We know that Twenty20s are not entirely about batsmen, even if sixes are hit more often than before. Look at the IPL, for a reckoner, and you'll find teams spending good money on bowlers they trust. Dale Steyn, Brett Lee, L Balaji, Sunil Narine, Lasith Malinga, R Ashwin, Morne Morkel and so many others. Why? Because it makes sense. Similarly, while it's easy to be swayed by the long list of batsmen whose strike rates hover around the 150-mark, teams have started to realise that there is room for at least one man with a strike rate of 100 or thereabouts. And this man is often the difference between winning and losing.
Off the top of my head, there's Hashim Amla and Jacques Kallis in the South Africa team, MS Dhoni for India, Mahela Jayawardene and Kumar Sangakkara for Sri Lanka, Marlon Samuels for West Indies, Mike Hussey for Australia, Shakib Al Hasan for Bangladesh, and, to an extent, Shoaib Malik for Pakistan. I know I've left out England there, among the big teams, but that's because I don't see anyone who fits the bill. Paul Collingwood did, in 2010. England won that tournament.

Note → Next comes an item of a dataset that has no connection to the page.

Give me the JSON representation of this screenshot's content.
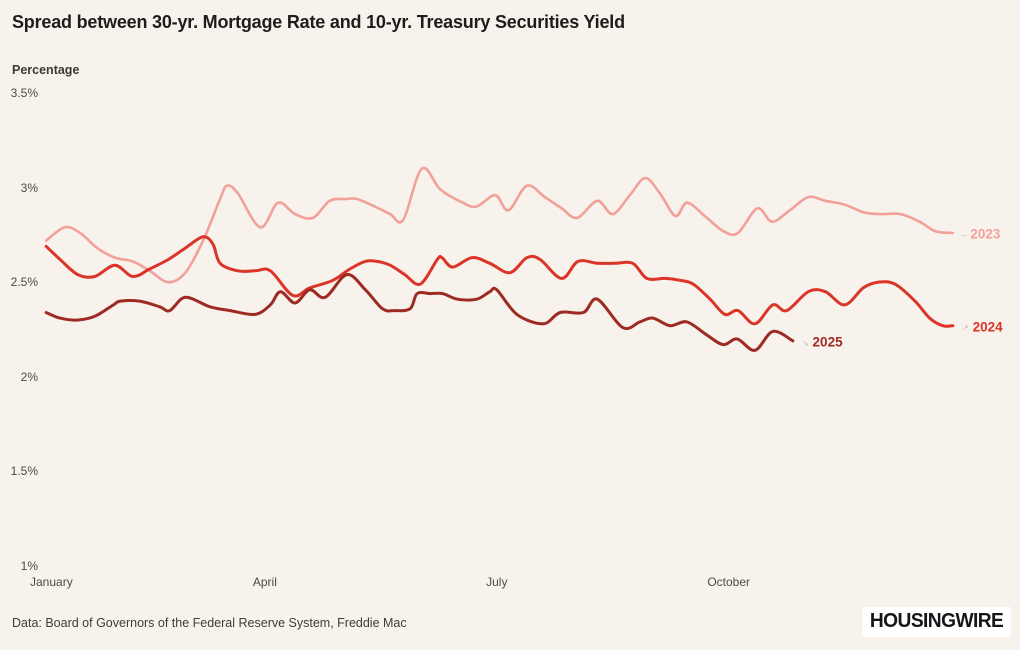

What these cricketers have in common is that they are all, in different degrees, as successful in Twenty20s as they have been in Tests. Their averages, whether in the 50s or in the 30s, are more or less consistent across formats. Also, crucially, they are all capable of upping their scoring rates - not to Gayle-esque proportions, but certainly enough to deal with a 25-needed-from-12-balls situation.

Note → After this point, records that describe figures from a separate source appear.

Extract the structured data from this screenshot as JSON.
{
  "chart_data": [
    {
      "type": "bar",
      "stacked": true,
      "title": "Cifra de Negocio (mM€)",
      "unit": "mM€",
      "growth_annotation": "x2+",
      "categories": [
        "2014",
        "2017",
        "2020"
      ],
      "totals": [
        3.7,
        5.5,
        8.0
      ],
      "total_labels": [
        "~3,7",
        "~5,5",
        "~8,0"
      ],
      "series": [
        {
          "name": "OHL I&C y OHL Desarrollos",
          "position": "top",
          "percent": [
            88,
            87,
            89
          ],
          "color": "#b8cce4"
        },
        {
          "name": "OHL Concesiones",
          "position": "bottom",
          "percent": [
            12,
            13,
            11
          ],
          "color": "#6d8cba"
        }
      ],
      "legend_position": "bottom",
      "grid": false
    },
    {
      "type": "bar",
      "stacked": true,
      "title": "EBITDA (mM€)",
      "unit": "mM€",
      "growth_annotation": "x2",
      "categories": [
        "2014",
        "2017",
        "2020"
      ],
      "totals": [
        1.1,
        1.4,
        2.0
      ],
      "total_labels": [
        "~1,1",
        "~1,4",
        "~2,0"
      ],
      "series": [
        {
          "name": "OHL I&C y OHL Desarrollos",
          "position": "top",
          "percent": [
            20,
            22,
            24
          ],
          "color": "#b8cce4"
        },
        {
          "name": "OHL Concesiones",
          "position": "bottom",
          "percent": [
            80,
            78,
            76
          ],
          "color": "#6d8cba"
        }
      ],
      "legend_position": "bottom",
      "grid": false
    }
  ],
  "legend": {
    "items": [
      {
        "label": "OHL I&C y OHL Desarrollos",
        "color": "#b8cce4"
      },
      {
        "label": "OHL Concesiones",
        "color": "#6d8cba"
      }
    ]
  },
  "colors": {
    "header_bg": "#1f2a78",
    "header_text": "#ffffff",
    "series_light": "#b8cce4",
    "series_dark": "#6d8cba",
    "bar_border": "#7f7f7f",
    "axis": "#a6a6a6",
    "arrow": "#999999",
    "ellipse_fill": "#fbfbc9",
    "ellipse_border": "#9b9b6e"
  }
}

Today, less than a decade after the Twenty20 format was introduced, these people could seriously make or break what their teams do at the fourth edition of the World Twenty20. As far as I am concerned, the team that wins the tournament in Sri Lanka will be the one that has the best performing lifesaver. But first, obviously, the rest of the team needs to have done their swashbuckling, and thrown caution to the wind.

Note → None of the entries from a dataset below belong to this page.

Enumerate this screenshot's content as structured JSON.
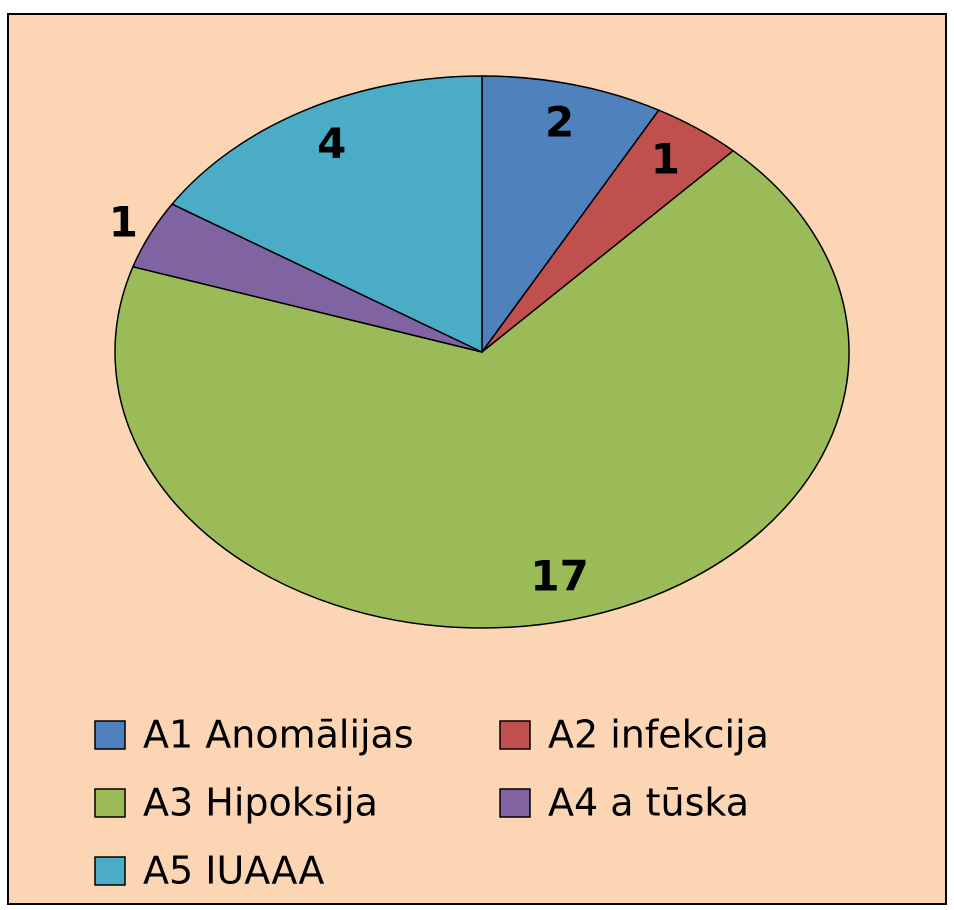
{
  "chart_data": {
    "type": "pie",
    "categories": [
      "A1 Anomālijas",
      "A2 infekcija",
      "A3 Hipoksija",
      "A4 a tūska",
      "A5 IUAAA"
    ],
    "values": [
      2,
      1,
      17,
      1,
      4
    ],
    "colors": [
      "#4F81BD",
      "#C0504D",
      "#9BBB59",
      "#8064A2",
      "#4BACC6"
    ],
    "legend": "bottom"
  }
}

To my mind, that's where South Africa fall short. With Amla and Kallis in the starting XI, despite Richard Levi and AB de Villiers, there's one sane man too many to really hit out within the 20 overs. Ditto for Sri Lanka. Shakib is different, because even though Tamim Iqbal and a couple of others are capable of quick knocks, Shakib doesn't always get to play the role of the rock. He is, as I've always felt, a bit too good for the team he plays in. Like Brian Lara was for most of his career.
That brings us to West Indies, India, Australia and Pakistan. The four teams - despite Australia's relatively poor ranking - are among the favourites for the tournament anyway. But it's this one commonality that sets them apart: Samuels, Dhoni, Hussey and Malik, the lifesavers. Cricket, whether you play it over five days or in less than three hours, is still cricket. There may be less strategising, more hit-out-hard in the Twenty20s, but logic and skill will always out.
West Indies, India, Australia and Pakistan. These four teams would have been my picks for the last four if their rankings and the format of the tournament hadn't ensured that some of them will knock each other out in the Super Eights. And Samuels, Dhoni, Hussey and Malik will play key, if not starring, roles in their teams' campaigns. Keep an eye on them then, unless the blitzkrieg men have already blinded you.